Si les commerces alimentaires résistent bien à l’e-commerce, d’autres, à l’instar des agences de voyage ou des enseignes culturelles, sont plus exposés à la menace. « Ne croyez jamais que des secteurs sont protégés », prévient Stéphanie Piètre. Même si une coupe de cheveux se fera toujours chez le coiffeur, internet peut très bien permettre de réserver, voire de payer le service.

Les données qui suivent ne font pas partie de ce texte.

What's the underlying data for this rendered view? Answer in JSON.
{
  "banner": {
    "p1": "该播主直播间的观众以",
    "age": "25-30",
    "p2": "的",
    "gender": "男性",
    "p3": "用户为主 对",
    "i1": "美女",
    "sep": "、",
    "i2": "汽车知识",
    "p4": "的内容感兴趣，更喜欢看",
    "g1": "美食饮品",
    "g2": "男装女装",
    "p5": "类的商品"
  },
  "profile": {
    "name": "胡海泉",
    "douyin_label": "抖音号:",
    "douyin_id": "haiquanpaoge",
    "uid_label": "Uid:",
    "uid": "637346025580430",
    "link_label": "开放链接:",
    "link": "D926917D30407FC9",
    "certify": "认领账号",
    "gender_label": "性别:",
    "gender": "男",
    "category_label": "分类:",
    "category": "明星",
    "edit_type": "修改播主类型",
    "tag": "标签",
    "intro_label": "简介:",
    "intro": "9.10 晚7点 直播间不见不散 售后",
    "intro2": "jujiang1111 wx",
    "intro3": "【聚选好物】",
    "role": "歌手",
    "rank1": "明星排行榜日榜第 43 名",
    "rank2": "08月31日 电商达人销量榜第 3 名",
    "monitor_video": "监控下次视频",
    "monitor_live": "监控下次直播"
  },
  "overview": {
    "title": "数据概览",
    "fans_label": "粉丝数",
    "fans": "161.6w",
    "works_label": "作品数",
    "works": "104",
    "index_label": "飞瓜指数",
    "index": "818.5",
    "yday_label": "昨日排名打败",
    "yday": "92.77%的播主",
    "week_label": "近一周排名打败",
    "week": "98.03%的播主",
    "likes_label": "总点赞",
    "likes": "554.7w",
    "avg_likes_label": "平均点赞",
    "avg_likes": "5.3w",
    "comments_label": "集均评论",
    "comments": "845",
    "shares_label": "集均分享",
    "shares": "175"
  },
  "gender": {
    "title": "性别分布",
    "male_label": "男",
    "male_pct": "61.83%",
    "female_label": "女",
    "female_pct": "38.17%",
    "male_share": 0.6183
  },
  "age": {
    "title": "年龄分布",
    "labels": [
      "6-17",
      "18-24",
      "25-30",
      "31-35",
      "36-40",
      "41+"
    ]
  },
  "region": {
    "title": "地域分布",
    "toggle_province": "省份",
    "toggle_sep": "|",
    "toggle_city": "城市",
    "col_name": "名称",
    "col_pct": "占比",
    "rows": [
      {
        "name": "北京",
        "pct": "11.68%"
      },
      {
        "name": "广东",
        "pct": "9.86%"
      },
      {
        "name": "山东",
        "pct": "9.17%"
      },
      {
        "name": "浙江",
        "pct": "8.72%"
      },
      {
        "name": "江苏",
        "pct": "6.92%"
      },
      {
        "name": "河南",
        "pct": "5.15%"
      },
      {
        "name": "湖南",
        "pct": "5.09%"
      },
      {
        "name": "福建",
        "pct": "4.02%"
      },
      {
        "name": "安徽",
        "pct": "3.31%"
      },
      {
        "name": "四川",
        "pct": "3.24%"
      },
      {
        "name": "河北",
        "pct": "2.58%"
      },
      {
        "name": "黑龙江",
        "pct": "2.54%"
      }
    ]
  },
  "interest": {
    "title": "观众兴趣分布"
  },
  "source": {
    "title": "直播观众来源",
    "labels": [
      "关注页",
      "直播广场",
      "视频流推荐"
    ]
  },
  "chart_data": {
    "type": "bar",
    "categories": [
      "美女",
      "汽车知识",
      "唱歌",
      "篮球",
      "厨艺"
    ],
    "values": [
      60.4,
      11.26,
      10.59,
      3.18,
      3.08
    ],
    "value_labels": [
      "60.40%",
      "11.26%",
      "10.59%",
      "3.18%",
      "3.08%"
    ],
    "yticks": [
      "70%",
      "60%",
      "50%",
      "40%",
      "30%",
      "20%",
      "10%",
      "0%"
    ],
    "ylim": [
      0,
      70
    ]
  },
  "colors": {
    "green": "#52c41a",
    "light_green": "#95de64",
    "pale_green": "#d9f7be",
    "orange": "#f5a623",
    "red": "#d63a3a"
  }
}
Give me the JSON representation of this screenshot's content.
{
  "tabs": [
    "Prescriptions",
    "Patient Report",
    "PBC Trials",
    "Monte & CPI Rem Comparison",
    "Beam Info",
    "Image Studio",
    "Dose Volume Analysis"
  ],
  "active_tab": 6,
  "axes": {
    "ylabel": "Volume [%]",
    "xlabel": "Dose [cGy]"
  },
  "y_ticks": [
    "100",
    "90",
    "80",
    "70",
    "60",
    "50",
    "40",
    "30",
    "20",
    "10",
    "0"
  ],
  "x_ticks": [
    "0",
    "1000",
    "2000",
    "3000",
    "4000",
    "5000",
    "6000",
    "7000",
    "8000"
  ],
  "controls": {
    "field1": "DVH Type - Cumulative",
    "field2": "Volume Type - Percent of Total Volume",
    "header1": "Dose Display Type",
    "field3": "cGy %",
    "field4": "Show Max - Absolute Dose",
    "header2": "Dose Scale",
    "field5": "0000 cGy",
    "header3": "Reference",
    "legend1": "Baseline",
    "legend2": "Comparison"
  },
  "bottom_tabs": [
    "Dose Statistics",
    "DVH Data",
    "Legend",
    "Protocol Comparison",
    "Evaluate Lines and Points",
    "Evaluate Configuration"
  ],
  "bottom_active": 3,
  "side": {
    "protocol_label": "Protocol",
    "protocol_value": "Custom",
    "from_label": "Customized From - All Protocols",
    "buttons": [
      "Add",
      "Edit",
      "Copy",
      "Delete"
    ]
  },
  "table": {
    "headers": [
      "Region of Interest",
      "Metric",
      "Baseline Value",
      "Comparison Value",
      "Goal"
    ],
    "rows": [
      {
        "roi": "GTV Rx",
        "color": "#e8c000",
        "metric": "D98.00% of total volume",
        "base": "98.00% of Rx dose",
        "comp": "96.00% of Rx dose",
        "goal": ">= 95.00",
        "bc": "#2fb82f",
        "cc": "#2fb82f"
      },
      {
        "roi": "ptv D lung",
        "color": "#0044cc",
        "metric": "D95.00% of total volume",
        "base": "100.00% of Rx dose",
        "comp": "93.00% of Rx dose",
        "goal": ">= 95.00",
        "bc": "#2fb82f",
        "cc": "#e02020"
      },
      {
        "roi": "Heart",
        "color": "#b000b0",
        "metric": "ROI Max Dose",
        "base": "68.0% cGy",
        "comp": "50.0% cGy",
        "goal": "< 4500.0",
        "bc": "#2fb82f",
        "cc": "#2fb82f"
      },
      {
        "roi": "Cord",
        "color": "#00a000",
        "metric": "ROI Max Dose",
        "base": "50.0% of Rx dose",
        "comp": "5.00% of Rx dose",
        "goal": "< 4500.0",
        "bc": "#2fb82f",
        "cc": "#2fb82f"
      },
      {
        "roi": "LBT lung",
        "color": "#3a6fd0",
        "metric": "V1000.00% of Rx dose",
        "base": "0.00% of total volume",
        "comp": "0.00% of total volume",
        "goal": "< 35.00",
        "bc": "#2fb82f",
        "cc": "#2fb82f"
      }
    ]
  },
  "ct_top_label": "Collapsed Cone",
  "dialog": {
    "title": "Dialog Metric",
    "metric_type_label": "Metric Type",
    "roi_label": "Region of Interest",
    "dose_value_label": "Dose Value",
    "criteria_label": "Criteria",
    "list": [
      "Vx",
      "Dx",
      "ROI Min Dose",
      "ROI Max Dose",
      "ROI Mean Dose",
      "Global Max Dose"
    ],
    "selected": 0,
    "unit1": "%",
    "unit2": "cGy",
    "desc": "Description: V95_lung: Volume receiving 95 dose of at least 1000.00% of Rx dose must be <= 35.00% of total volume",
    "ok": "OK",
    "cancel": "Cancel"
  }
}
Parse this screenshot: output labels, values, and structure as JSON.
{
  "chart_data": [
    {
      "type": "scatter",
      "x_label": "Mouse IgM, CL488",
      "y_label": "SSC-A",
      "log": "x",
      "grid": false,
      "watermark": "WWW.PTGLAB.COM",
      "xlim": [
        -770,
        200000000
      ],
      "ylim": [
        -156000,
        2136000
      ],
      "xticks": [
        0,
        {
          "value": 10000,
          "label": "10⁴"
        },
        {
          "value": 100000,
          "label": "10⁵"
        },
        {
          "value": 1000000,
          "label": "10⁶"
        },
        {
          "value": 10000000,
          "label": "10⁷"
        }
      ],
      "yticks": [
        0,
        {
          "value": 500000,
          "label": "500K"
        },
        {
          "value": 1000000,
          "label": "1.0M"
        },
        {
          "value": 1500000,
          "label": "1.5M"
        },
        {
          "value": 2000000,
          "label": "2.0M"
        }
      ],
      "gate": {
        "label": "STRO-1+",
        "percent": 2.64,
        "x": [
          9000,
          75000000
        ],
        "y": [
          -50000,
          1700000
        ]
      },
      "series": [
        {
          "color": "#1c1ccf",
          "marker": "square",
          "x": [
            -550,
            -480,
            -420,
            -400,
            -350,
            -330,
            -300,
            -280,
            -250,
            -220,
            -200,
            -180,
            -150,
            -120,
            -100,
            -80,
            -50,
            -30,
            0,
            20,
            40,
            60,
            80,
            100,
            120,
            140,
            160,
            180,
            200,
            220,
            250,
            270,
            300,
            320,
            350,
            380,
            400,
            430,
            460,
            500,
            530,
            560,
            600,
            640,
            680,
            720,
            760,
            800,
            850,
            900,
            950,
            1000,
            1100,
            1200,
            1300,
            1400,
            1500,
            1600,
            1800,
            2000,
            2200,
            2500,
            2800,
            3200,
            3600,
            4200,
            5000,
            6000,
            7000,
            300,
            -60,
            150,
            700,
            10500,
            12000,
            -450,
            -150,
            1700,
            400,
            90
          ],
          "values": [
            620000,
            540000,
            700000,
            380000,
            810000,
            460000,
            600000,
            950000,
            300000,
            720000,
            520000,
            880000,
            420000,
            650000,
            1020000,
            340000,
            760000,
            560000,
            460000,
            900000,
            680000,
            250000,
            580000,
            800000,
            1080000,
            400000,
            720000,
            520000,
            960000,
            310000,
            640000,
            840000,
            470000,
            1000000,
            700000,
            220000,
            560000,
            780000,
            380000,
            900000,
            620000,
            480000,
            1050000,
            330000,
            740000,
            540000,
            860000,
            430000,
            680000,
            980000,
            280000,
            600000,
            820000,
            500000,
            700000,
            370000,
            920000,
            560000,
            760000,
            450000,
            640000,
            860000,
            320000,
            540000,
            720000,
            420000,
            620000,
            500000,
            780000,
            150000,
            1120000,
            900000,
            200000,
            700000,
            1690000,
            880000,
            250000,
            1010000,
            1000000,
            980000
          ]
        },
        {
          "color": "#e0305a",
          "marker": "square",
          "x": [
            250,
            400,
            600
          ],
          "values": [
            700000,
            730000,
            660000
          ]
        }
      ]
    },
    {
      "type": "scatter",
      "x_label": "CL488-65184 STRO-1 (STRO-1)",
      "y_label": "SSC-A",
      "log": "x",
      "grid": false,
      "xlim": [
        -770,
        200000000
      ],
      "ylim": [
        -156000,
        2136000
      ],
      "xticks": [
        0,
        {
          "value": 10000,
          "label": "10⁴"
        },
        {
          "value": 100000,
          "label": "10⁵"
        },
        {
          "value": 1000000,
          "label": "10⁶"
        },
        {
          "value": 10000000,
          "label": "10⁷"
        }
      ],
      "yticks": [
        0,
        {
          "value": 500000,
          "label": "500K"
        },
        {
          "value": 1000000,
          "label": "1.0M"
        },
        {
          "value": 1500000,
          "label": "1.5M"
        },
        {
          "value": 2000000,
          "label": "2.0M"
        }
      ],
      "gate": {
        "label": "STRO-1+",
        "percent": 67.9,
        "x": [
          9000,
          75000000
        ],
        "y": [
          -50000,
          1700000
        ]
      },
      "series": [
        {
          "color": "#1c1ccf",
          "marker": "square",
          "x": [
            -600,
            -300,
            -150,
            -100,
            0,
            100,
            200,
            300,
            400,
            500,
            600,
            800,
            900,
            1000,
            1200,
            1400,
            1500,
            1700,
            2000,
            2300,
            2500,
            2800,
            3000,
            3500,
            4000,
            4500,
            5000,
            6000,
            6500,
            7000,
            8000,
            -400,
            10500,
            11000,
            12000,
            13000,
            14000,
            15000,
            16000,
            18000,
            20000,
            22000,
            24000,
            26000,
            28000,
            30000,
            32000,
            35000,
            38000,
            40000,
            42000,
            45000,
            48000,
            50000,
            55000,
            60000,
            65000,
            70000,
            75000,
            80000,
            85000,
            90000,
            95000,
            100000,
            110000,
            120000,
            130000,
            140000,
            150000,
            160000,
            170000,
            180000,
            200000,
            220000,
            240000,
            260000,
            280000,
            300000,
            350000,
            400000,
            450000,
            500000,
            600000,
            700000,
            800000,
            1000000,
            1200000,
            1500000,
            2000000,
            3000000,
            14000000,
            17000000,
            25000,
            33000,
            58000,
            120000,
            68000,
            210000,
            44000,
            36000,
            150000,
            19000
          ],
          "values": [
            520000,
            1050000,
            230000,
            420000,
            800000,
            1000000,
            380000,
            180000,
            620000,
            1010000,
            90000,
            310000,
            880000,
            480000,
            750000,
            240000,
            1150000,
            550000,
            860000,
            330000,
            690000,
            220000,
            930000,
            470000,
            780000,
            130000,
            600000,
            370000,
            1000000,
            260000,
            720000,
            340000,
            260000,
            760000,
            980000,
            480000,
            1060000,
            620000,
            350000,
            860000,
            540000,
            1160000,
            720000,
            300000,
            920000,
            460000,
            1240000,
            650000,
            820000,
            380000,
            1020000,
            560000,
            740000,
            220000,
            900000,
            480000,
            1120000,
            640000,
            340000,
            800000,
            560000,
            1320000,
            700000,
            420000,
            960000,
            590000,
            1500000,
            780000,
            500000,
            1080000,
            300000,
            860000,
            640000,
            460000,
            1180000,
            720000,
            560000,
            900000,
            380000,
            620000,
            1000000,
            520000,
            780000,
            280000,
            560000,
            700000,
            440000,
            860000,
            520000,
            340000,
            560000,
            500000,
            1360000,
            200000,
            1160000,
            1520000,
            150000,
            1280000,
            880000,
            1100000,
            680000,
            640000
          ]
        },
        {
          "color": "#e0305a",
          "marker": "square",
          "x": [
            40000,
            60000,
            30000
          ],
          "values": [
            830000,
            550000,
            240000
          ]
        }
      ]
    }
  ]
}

D’ailleurs, des enseignes développent le « click & collect », qui consiste à réserver un article en ligne et à venir le récupérer 30 minutes plus tard en magasin…

Stéphanie Piètre a évoqué encore quelques pistes, des exemples mis en place dans d’autres départements : ces hôteliers indépendants qui se sont associés pour proposer un site de réservation en ligne, ce groupement de libraires indépendants dont le site permet aux acheteurs de savoir dans quel magasin tel ou tel livre est disponible, voire de le commander et de le recevoir chez soi, ces commerçants de Rivesaltes qui ont monté un drive… C’est cela internet, une menace qui offre aussi de multiples manières d’innover pour être en phase avec les attentes de la société actuelle.